Испуганный Андермат подбежал к толстой докторше и осторожно оттесняя ее к двери, забормотал:
– Оставьте нас одних на минутку, прошу вас. У нее лихорадка. Молоко в голову бросилось. Я ее сейчас успокою и приду за вами.
Когда он подошел к постели, Христиана уже лежала неподвижно, с застывшим, каменным лицом, по которому катились безмолвные обильные слезы. И впервые в жизни Андермат тоже заплакал.
Действительно, ночью у Христианы началась молочная лихорадка, и она стала бредить.
Несколько часов она металась в жару и вдруг заговорила громко, отчетливо.
В комнате сидели маркиз и Андермат, решившие остаться на ночь подле нее; они играли в карты и вполголоса считали взятки. Им показалось, что она зовет их, и они подошли к постели.
Но она их не видела или не узнавала. Белое, как полотно, лицо смутно выделялось на подушке, белокурые волосы рассыпались по плечам, голубые, широко открытые глаза пристально вглядывались в тот неведомый, таинственный, фантастический мир, где блуждает мысль безумных.
Руки, вытянутые на одеяле, иногда шевелились, вздрагивали, дергались в непроизвольных и быстрых движениях.
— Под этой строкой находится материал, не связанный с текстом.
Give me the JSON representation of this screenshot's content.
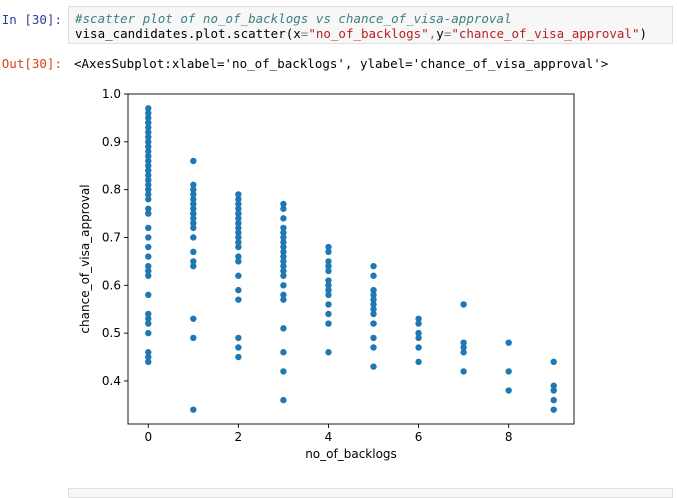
{
  "cell_in": {
    "prompt": "In [30]:",
    "comment": "#scatter plot of no_of_backlogs vs chance_of_visa-approval",
    "code_prefix": "visa_candidates.plot.scatter(",
    "arg_x_name": "x",
    "arg_x_value": "\"no_of_backlogs\"",
    "arg_y_name": "y",
    "arg_y_value": "\"chance_of_visa_approval\"",
    "code_suffix": ")"
  },
  "cell_out": {
    "prompt": "Out[30]:",
    "text": "<AxesSubplot:xlabel='no_of_backlogs', ylabel='chance_of_visa_approval'>"
  },
  "colors": {
    "point": "#1f77b4",
    "prompt_in": "#303f9f",
    "prompt_out": "#d84315"
  },
  "chart_data": {
    "type": "scatter",
    "title": "",
    "xlabel": "no_of_backlogs",
    "ylabel": "chance_of_visa_approval",
    "xlim": [
      -0.45,
      9.45
    ],
    "ylim": [
      0.31,
      1.0
    ],
    "xticks": [
      0,
      2,
      4,
      6,
      8
    ],
    "yticks": [
      0.4,
      0.5,
      0.6,
      0.7,
      0.8,
      0.9,
      1.0
    ],
    "ytick_labels": [
      "0.4",
      "0.5",
      "0.6",
      "0.7",
      "0.8",
      "0.9",
      "1.0"
    ],
    "grid": false,
    "points": [
      [
        0,
        0.97
      ],
      [
        0,
        0.96
      ],
      [
        0,
        0.95
      ],
      [
        0,
        0.94
      ],
      [
        0,
        0.93
      ],
      [
        0,
        0.92
      ],
      [
        0,
        0.91
      ],
      [
        0,
        0.9
      ],
      [
        0,
        0.89
      ],
      [
        0,
        0.88
      ],
      [
        0,
        0.87
      ],
      [
        0,
        0.86
      ],
      [
        0,
        0.85
      ],
      [
        0,
        0.84
      ],
      [
        0,
        0.83
      ],
      [
        0,
        0.82
      ],
      [
        0,
        0.81
      ],
      [
        0,
        0.8
      ],
      [
        0,
        0.79
      ],
      [
        0,
        0.78
      ],
      [
        0,
        0.76
      ],
      [
        0,
        0.75
      ],
      [
        0,
        0.72
      ],
      [
        0,
        0.7
      ],
      [
        0,
        0.68
      ],
      [
        0,
        0.66
      ],
      [
        0,
        0.64
      ],
      [
        0,
        0.63
      ],
      [
        0,
        0.62
      ],
      [
        0,
        0.58
      ],
      [
        0,
        0.54
      ],
      [
        0,
        0.53
      ],
      [
        0,
        0.52
      ],
      [
        0,
        0.5
      ],
      [
        0,
        0.46
      ],
      [
        0,
        0.45
      ],
      [
        0,
        0.44
      ],
      [
        1,
        0.86
      ],
      [
        1,
        0.81
      ],
      [
        1,
        0.8
      ],
      [
        1,
        0.79
      ],
      [
        1,
        0.78
      ],
      [
        1,
        0.77
      ],
      [
        1,
        0.76
      ],
      [
        1,
        0.75
      ],
      [
        1,
        0.74
      ],
      [
        1,
        0.73
      ],
      [
        1,
        0.72
      ],
      [
        1,
        0.7
      ],
      [
        1,
        0.67
      ],
      [
        1,
        0.65
      ],
      [
        1,
        0.64
      ],
      [
        1,
        0.53
      ],
      [
        1,
        0.49
      ],
      [
        1,
        0.34
      ],
      [
        2,
        0.79
      ],
      [
        2,
        0.78
      ],
      [
        2,
        0.77
      ],
      [
        2,
        0.76
      ],
      [
        2,
        0.75
      ],
      [
        2,
        0.74
      ],
      [
        2,
        0.73
      ],
      [
        2,
        0.72
      ],
      [
        2,
        0.71
      ],
      [
        2,
        0.7
      ],
      [
        2,
        0.69
      ],
      [
        2,
        0.68
      ],
      [
        2,
        0.66
      ],
      [
        2,
        0.65
      ],
      [
        2,
        0.62
      ],
      [
        2,
        0.59
      ],
      [
        2,
        0.57
      ],
      [
        2,
        0.49
      ],
      [
        2,
        0.47
      ],
      [
        2,
        0.45
      ],
      [
        3,
        0.77
      ],
      [
        3,
        0.76
      ],
      [
        3,
        0.74
      ],
      [
        3,
        0.72
      ],
      [
        3,
        0.71
      ],
      [
        3,
        0.7
      ],
      [
        3,
        0.69
      ],
      [
        3,
        0.68
      ],
      [
        3,
        0.67
      ],
      [
        3,
        0.66
      ],
      [
        3,
        0.65
      ],
      [
        3,
        0.64
      ],
      [
        3,
        0.63
      ],
      [
        3,
        0.62
      ],
      [
        3,
        0.6
      ],
      [
        3,
        0.58
      ],
      [
        3,
        0.57
      ],
      [
        3,
        0.51
      ],
      [
        3,
        0.46
      ],
      [
        3,
        0.42
      ],
      [
        3,
        0.36
      ],
      [
        4,
        0.68
      ],
      [
        4,
        0.67
      ],
      [
        4,
        0.65
      ],
      [
        4,
        0.64
      ],
      [
        4,
        0.63
      ],
      [
        4,
        0.61
      ],
      [
        4,
        0.6
      ],
      [
        4,
        0.59
      ],
      [
        4,
        0.58
      ],
      [
        4,
        0.56
      ],
      [
        4,
        0.54
      ],
      [
        4,
        0.52
      ],
      [
        4,
        0.46
      ],
      [
        5,
        0.64
      ],
      [
        5,
        0.62
      ],
      [
        5,
        0.59
      ],
      [
        5,
        0.58
      ],
      [
        5,
        0.57
      ],
      [
        5,
        0.56
      ],
      [
        5,
        0.55
      ],
      [
        5,
        0.54
      ],
      [
        5,
        0.52
      ],
      [
        5,
        0.49
      ],
      [
        5,
        0.47
      ],
      [
        5,
        0.43
      ],
      [
        6,
        0.53
      ],
      [
        6,
        0.52
      ],
      [
        6,
        0.5
      ],
      [
        6,
        0.49
      ],
      [
        6,
        0.47
      ],
      [
        6,
        0.44
      ],
      [
        7,
        0.56
      ],
      [
        7,
        0.48
      ],
      [
        7,
        0.47
      ],
      [
        7,
        0.46
      ],
      [
        7,
        0.42
      ],
      [
        8,
        0.48
      ],
      [
        8,
        0.42
      ],
      [
        8,
        0.38
      ],
      [
        9,
        0.44
      ],
      [
        9,
        0.39
      ],
      [
        9,
        0.38
      ],
      [
        9,
        0.36
      ],
      [
        9,
        0.34
      ]
    ]
  }
}
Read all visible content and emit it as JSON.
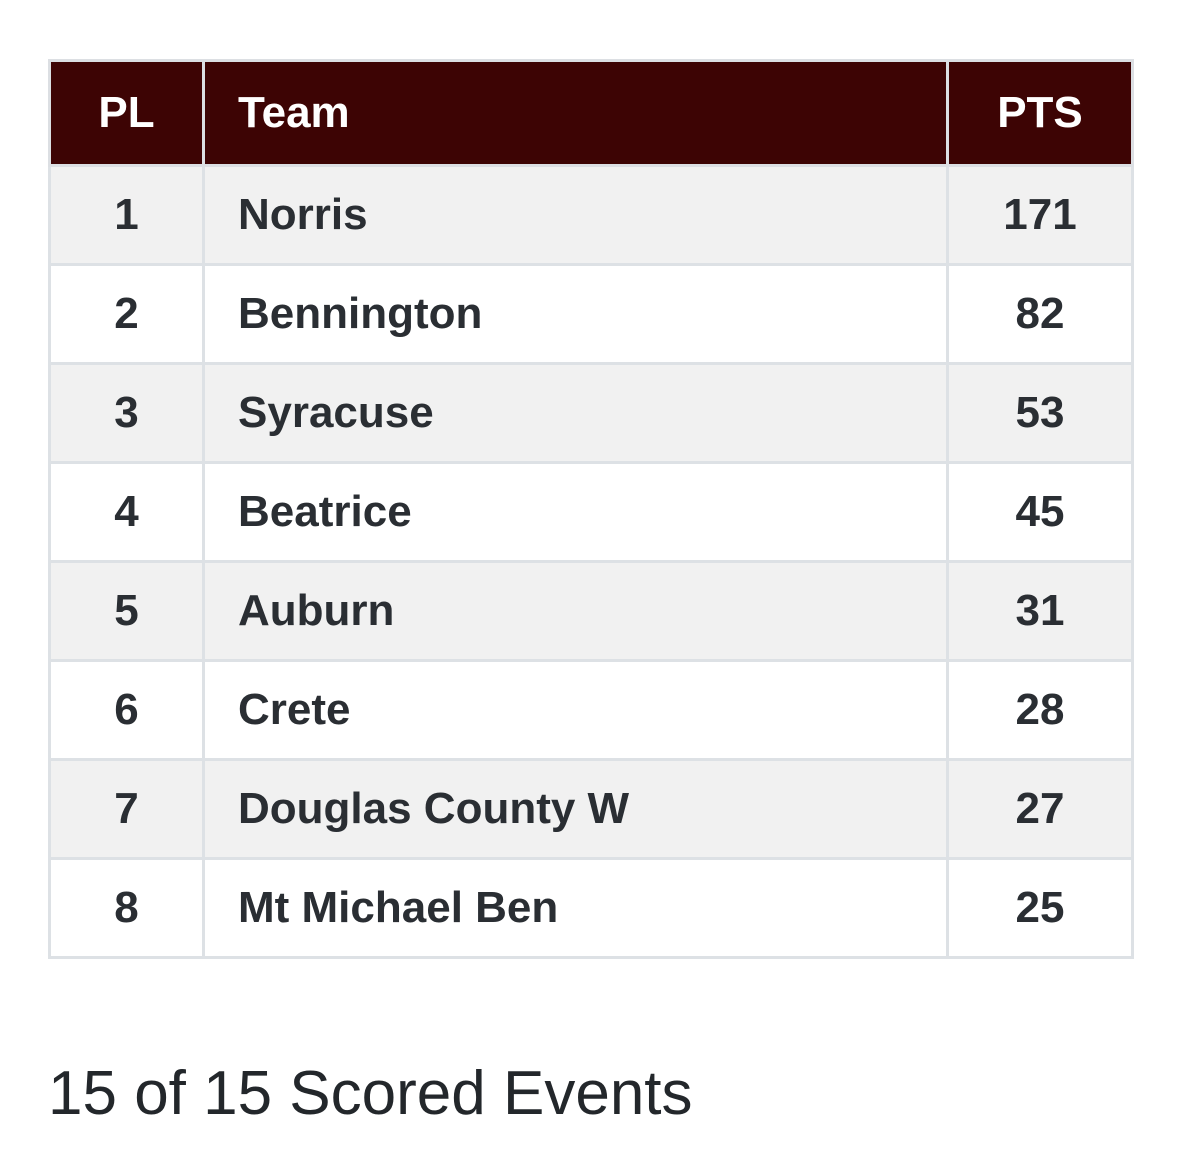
{
  "table": {
    "headers": {
      "place": "PL",
      "team": "Team",
      "points": "PTS"
    },
    "rows": [
      {
        "place": "1",
        "team": "Norris",
        "points": "171"
      },
      {
        "place": "2",
        "team": "Bennington",
        "points": "82"
      },
      {
        "place": "3",
        "team": "Syracuse",
        "points": "53"
      },
      {
        "place": "4",
        "team": "Beatrice",
        "points": "45"
      },
      {
        "place": "5",
        "team": "Auburn",
        "points": "31"
      },
      {
        "place": "6",
        "team": "Crete",
        "points": "28"
      },
      {
        "place": "7",
        "team": "Douglas County W",
        "points": "27"
      },
      {
        "place": "8",
        "team": "Mt Michael Ben",
        "points": "25"
      }
    ]
  },
  "footer": {
    "events_text": "15 of 15 Scored Events"
  },
  "colors": {
    "header_bg": "#3d0404",
    "header_text": "#ffffff",
    "row_alt_bg": "#f1f1f1",
    "border": "#dde1e5"
  }
}
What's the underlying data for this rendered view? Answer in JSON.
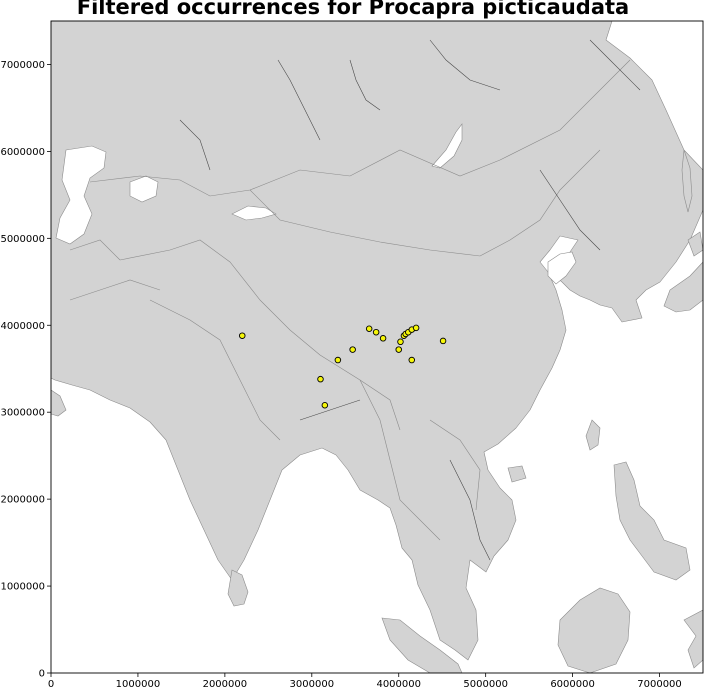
{
  "title": "Filtered occurrences for Procapra picticaudata",
  "chart_data": {
    "type": "scatter",
    "title": "Filtered occurrences for Procapra picticaudata",
    "xlim": [
      0,
      7500000
    ],
    "ylim": [
      0,
      7500000
    ],
    "x_ticks": [
      0,
      1000000,
      2000000,
      3000000,
      4000000,
      5000000,
      6000000,
      7000000
    ],
    "y_ticks": [
      0,
      1000000,
      2000000,
      3000000,
      4000000,
      5000000,
      6000000,
      7000000
    ],
    "x_tick_labels": [
      "0",
      "1000000",
      "2000000",
      "3000000",
      "4000000",
      "5000000",
      "6000000",
      "7000000"
    ],
    "y_tick_labels": [
      "0",
      "1000000",
      "2000000",
      "3000000",
      "4000000",
      "5000000",
      "6000000",
      "7000000"
    ],
    "grid": false,
    "colors": {
      "land": "#d3d3d3",
      "water": "#ffffff",
      "border": "#8c8c8c",
      "point_fill": "#f5f50a",
      "point_edge": "#000000"
    },
    "points": [
      {
        "x": 2200000,
        "y": 3880000
      },
      {
        "x": 3100000,
        "y": 3380000
      },
      {
        "x": 3150000,
        "y": 3080000
      },
      {
        "x": 3300000,
        "y": 3600000
      },
      {
        "x": 3470000,
        "y": 3720000
      },
      {
        "x": 3660000,
        "y": 3960000
      },
      {
        "x": 3740000,
        "y": 3920000
      },
      {
        "x": 3820000,
        "y": 3850000
      },
      {
        "x": 4000000,
        "y": 3720000
      },
      {
        "x": 4020000,
        "y": 3810000
      },
      {
        "x": 4060000,
        "y": 3880000
      },
      {
        "x": 4080000,
        "y": 3900000
      },
      {
        "x": 4110000,
        "y": 3920000
      },
      {
        "x": 4150000,
        "y": 3950000
      },
      {
        "x": 4200000,
        "y": 3970000
      },
      {
        "x": 4150000,
        "y": 3600000
      },
      {
        "x": 4510000,
        "y": 3820000
      }
    ]
  }
}
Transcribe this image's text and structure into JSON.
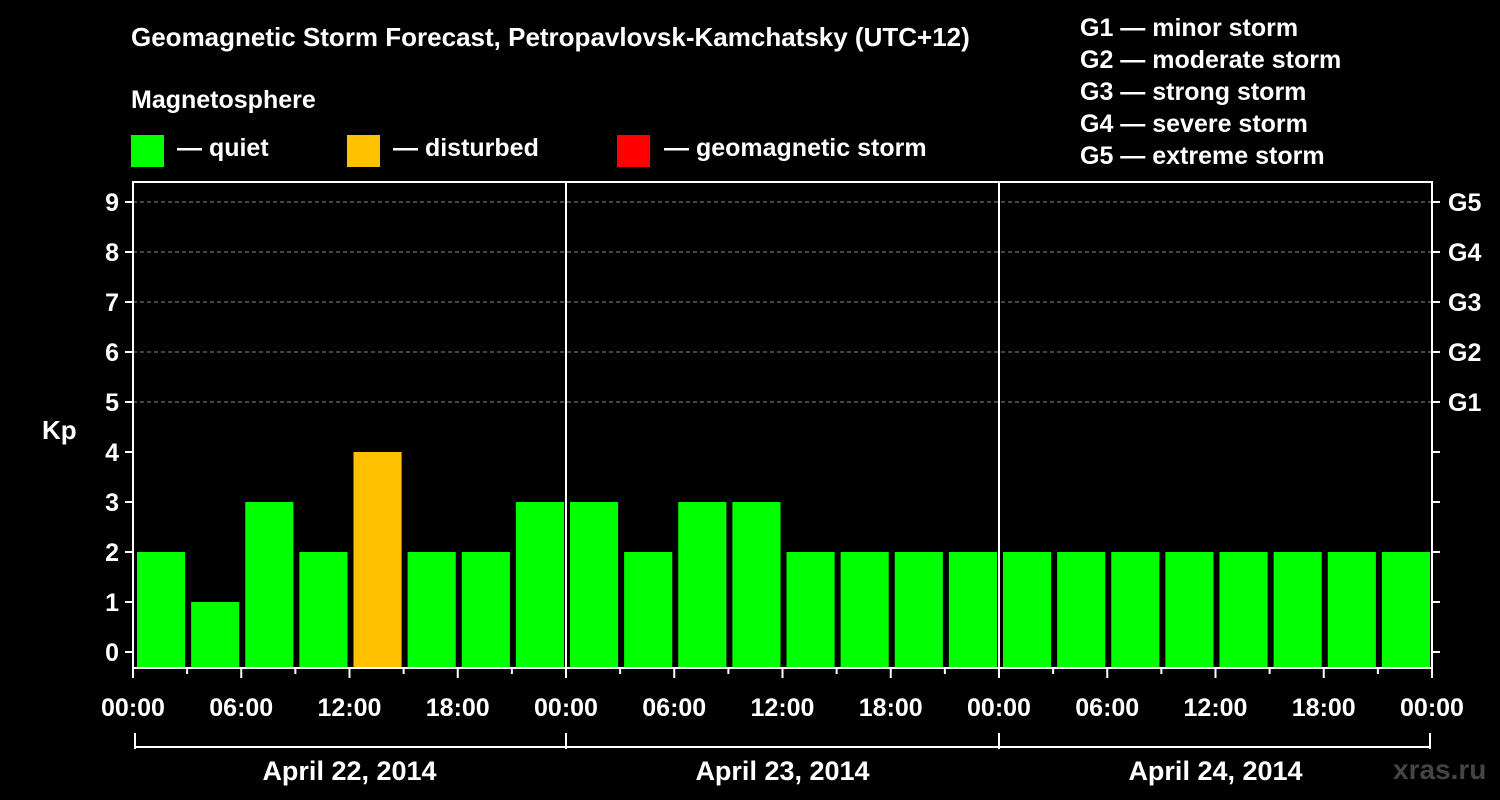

Сначала она не то чтобы разговаривала с кем-то, а рассказывала о том, что видит перед собою. И то, что говорила она, казалось бессвязным и непонятным. Вот она стоит на огромной каменной глыбе и не решается спрыгнуть, боится вывихнуть ногу, а тот человек, что стоит внизу и протягивает к ней руки, – он ведь чужой, она мало с ним знакома. Потом она заговорила о запахах и как будто вспоминала чьи-то полузабытые слова: «Что может быть прекраснее?… Есть запахи, опьяняющие, как вино… Вино пьянит мысли, аромат опьяняет мечты… В ароматах впиваешь самую сущность природы, всего нашего земного мира… прелесть цветов, деревьев, травы на лугах… проникаешь в душу жилищ, дремлющую в старой мебели, в старых коврах, в занавесях на окнах…»
Потом у губ ее вдруг легли страдальческие складки, как будто от усталости, от долгой усталости. Она поднималась в гору медленным, грузным шагом и говорила кому-то: «Понеси меня еще раз, пожалуйста, прошу тебя… Я умру тут, больше сил нет идти! Возьми меня на руки. Помнишь, как тогда, на тропинке, над ущельем? Помнишь!.. Как ты любил меня тогда!»
А потом она вдруг испуганно вскрикнула, и ужас наполнил ее глаза. Перед нею лежало мертвое животное, и она умоляла убрать его с дороги, но осторожно, чтоб не сделать ему больно.
Маркиз тихо сказал зятю:
– Ей чудится осел, которого мы видели, когда возвращались с Нюжера.
А она теперь говорила с этим мертвым ослом. Утешала его, рассказывала ему, что она тоже несчастна, гораздо несчастнее, чем он, потому что ее покинули.
Потом она как будто противилась кому-то, отказывалась сделать то, что от нее требовали: «Ах, только не это!.. Как? Ты велишь мне везти телегу?…»
Дыхание у нее стало тяжелым, прерывистым, словно она действительно тащила телегу, из глаз лились слезы, она стонала, вскрикивала. Больше получаса она все поднималась по крутой дороге и тащила телегу, в которую ее заставили впрячься, – должно быть, вместо околевшего осла.